Low molecular weight (LMW) proteins have biological significance as potential biomarkers and are found in circulating bodily fluids like serum and plasma. The abundance of large molecular weight proteins, which obscure the identification and quantification of lower molecular weight proteins, is a significant barrier to mass spectrometry-based proteomics of serum. Affinity resins are used in traditional ways to remove high molecular weight proteins like albumin and immunoglobulin G while simultaneously losing lower molecular weight proteins. This research analyses an affinity resin, a gel filter, and an acetonitrile (ACN) precipitation method to successfully remove high molecular weight proteins and recover lower molecular weight proteins, taking into account the significance of reducing high molecular proteins.

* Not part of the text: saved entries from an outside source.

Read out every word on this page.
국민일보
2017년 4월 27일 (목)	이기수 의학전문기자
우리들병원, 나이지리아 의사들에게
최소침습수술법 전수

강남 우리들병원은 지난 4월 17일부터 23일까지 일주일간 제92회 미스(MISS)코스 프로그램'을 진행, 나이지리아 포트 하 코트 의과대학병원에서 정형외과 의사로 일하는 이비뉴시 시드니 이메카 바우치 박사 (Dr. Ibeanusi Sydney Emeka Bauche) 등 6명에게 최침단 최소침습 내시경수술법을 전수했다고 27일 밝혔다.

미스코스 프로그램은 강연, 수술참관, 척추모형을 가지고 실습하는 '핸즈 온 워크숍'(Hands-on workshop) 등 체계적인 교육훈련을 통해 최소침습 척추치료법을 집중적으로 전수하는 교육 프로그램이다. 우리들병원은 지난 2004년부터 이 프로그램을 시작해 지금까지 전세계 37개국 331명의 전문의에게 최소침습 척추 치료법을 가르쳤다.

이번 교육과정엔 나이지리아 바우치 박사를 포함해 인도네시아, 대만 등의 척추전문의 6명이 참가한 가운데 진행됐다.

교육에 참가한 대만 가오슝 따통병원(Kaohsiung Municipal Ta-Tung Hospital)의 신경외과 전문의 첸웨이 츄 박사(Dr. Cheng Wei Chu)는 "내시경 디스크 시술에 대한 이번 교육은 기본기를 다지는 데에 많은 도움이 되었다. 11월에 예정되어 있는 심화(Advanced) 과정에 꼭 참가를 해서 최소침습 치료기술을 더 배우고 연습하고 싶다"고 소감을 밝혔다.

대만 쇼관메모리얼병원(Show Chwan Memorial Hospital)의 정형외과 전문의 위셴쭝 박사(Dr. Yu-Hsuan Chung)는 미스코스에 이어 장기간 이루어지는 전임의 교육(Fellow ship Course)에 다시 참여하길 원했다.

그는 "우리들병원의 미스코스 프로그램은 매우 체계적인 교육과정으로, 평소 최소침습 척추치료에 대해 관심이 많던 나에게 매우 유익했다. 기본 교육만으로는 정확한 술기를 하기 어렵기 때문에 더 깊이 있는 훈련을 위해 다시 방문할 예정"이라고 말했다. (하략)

Methods: ACN precipitation, the commercially available serum protein micro kit, and the gel filter method were only a few of the techniques used to enrich serum. An AB SCIEX ESI QTOF mass spectrometer was used for the mass spectrometric runs. For the purpose of global proteome profiling, mass spectrometry analysis of the enriched serum produced by the ACN precipitation and gel filter technique was carried out. Additionally, ACN-precipitated enriched serum was subjected to quantitative mass spectrometry using isobaric tags for relative and absolute quantification (iTRAQ).

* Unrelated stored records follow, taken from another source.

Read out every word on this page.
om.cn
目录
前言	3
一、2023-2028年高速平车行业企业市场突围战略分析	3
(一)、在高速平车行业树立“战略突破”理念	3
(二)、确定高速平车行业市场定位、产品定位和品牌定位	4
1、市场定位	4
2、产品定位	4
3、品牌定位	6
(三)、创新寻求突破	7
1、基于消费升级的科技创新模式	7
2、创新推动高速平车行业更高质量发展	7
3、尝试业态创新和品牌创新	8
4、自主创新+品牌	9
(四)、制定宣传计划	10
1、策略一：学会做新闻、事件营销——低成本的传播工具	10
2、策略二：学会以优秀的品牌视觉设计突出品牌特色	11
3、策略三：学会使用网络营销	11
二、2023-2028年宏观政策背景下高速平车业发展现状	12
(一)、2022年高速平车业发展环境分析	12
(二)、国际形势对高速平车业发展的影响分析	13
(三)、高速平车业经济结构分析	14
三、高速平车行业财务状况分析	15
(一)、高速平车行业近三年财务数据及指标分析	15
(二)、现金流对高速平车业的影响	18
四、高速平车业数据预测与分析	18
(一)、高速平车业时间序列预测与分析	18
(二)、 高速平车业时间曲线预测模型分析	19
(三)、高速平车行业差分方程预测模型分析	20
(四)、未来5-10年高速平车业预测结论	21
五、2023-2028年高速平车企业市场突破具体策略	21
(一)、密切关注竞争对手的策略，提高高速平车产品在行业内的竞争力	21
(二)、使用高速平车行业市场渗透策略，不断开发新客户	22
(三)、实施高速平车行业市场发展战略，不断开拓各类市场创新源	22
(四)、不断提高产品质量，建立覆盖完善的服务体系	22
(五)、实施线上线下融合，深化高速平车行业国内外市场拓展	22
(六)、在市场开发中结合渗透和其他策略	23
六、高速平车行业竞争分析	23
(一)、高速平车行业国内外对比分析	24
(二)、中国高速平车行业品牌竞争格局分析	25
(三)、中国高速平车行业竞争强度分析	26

Results: The gel filter approach was better suited for global proteome analysis and was not recommended for quantitative proteomic research, although providing for the resolution and identification of LMW proteins. On the other hand, enrichment using the ACN precipitation approach enabled the accurate identification and measurement of LMW proteins with molecular weights under 4 kDa.

Conclusions: The majority of the very abundant proteins were efficiently extracted from the serum using merely cold ACN and centrifugation, and a sizeable fraction of the LMW proteome was recovered. The elucidation of a quicker technique that is compatible with iTRAQ labelling to produce better results has made it possible to screen and identify potential biomarkers more effectively.